Sheldwich was first recorded in 784 and the name means a dwelling place on a low hill. St James Church, Sheldwich has been a place of worship since the 11 th century. It contains fine 14 th and 15 th century monuments. There are three ancient sun dials just inside the door. Lees Court was built in 1654 for Sir George Sondes, who was in prison at the time. It was the scene of a murderous crime, when one if his two sons murdered the other one there. It was gutted by fire in the 20 th century but has been rebuilt. It is Grade 1 listed. It is privately owned and has now been converted into flats.

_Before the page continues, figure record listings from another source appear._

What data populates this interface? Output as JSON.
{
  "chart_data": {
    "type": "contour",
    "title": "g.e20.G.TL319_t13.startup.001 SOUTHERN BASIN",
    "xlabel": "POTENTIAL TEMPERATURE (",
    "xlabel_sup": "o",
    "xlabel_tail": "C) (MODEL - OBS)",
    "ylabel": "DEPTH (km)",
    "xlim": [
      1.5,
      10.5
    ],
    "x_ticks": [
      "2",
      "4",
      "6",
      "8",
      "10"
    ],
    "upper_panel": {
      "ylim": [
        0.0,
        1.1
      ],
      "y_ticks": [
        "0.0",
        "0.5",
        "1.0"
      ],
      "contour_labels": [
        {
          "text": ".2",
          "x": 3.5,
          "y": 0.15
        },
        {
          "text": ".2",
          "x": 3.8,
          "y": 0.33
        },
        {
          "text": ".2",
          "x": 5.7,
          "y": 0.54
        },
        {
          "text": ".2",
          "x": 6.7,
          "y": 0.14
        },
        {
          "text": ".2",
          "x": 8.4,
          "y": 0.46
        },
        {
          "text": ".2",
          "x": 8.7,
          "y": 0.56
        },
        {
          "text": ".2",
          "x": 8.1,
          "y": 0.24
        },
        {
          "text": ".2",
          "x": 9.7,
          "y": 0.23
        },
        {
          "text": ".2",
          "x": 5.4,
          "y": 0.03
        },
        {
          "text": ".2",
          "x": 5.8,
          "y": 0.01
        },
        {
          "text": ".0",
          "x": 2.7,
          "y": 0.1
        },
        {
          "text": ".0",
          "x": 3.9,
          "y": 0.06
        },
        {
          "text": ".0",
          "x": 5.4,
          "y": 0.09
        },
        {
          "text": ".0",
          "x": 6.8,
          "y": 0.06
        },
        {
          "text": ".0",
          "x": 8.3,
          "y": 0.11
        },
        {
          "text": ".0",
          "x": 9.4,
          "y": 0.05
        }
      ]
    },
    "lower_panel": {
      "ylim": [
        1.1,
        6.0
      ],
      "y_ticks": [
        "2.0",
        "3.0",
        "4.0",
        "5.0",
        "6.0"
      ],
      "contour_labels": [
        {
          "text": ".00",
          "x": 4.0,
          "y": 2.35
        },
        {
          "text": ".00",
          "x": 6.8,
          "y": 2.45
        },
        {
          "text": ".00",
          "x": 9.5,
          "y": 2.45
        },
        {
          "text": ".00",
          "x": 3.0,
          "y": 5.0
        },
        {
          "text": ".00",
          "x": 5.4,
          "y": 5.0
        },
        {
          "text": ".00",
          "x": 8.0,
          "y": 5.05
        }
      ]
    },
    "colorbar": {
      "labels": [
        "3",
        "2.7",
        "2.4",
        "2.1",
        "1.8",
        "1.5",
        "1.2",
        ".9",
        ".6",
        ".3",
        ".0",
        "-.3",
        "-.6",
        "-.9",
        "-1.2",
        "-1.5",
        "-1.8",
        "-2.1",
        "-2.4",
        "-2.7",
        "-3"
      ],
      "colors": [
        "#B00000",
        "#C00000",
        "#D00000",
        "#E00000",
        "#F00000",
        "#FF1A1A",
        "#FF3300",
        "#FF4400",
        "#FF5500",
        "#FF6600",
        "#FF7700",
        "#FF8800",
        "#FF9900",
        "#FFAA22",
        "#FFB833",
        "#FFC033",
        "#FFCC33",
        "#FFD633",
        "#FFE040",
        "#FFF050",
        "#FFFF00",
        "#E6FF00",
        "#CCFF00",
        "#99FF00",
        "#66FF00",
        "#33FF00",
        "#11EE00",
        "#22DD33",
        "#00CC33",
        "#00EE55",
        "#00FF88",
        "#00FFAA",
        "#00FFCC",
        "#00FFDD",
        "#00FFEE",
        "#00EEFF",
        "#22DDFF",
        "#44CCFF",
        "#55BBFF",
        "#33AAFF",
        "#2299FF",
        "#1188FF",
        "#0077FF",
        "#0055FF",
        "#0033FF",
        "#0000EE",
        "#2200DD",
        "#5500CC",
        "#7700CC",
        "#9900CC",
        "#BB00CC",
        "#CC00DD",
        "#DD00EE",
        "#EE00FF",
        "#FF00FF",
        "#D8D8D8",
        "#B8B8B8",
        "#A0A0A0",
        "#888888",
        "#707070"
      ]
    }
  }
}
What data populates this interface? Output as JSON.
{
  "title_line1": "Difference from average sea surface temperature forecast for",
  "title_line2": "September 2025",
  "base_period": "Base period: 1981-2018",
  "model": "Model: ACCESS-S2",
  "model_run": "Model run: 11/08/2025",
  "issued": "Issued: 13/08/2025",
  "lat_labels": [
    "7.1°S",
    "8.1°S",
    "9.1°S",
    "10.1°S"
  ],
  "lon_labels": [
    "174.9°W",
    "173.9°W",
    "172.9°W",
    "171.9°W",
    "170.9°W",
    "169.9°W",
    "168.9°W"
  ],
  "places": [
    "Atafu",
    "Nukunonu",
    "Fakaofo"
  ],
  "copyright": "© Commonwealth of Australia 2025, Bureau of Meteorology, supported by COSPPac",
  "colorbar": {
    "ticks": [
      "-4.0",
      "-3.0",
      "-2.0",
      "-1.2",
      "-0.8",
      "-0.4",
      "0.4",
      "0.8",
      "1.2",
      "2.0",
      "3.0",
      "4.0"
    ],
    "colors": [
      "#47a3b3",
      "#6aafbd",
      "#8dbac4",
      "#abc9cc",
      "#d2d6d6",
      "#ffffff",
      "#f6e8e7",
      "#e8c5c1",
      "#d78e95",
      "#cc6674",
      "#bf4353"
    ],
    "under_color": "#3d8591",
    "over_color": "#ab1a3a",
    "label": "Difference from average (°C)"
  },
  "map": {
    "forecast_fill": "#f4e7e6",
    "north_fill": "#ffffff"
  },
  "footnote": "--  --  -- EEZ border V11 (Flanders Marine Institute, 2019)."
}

Badlesmere – the mere refers to a pool, belonging to a person called Beadel. St Leonards Church, along with Badlesmere Court is some distance from the main village and is small, narrow and high, truly rural, peaceful, well cared for. It has medieval bench ends, Georgian box pews and a two decker pulpit. Under one of the yew trees in the graveyard is an old churchyard cross made of Bethersden marble. The oldest tombstone is a memorial to Thos Weldeth who died aged 80 in 1679, on it is a scull and crossbones and an hour glass.
Leaveland is derived from ‘land belonging to Leofa. St Laurence Church is a predominantly flint church consecrated in 1222. Octagonal crown posts, with massive beams support the roof. There is a beautiful marble monument in the chancel.
Signposted off the A251 between Faversham and Ashford - 3 miles south of Ashford.